Com a perspectiva de um período mais seco, quente e favorável à ocorrência de incêndios florestais, o Governo de Mato Grosso do Sul decretou situação de emergência ambiental em todo o Estado pelos próximos 180 dias. A medida, publicada nesta quarta-feira (3) no Diário Oficial, tem caráter preventivo e busca reforçar a estrutura de resposta diante do aumento do risco de queimadas, especialmente no Pantanal.
A decisão foi tomada com base em análises climáticas que apontam um cenário preocupante para o segundo semestre de 2026. Entre os fatores observados estão a redução das chuvas, altas temperaturas, baixa umidade relativa do ar, ventos intensos e a influência do fenômeno El Niño, que tende a agravar as condições de seca nos próximos meses.

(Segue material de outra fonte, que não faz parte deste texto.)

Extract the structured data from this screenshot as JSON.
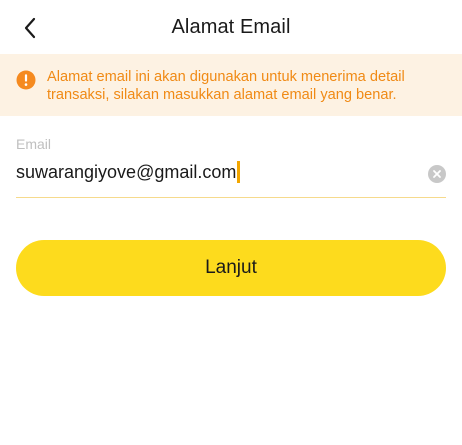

O alerta acende um sinal de atenção principalmente para áreas de vegetação nativa, onde o acúmulo de material seco aumenta significativamente o potencial de propagação do fogo.
Com o decreto em vigor, o Estado passa a contar com instrumentos que permitem ampliar a capacidade operacional dos órgãos envolvidos no monitoramento e combate aos incêndios florestais. Entre as medidas previstas estão a revisão dos planos de contingência, reforço das ações preventivas, contratação emergencial de serviços e aquisição de equipamentos, caso necessário.
A medida também facilita o acesso a recursos federais e mecanismos de apoio voltados ao enfrentamento de desastres ambientais, permitindo maior agilidade administrativa caso o cenário climático se confirme.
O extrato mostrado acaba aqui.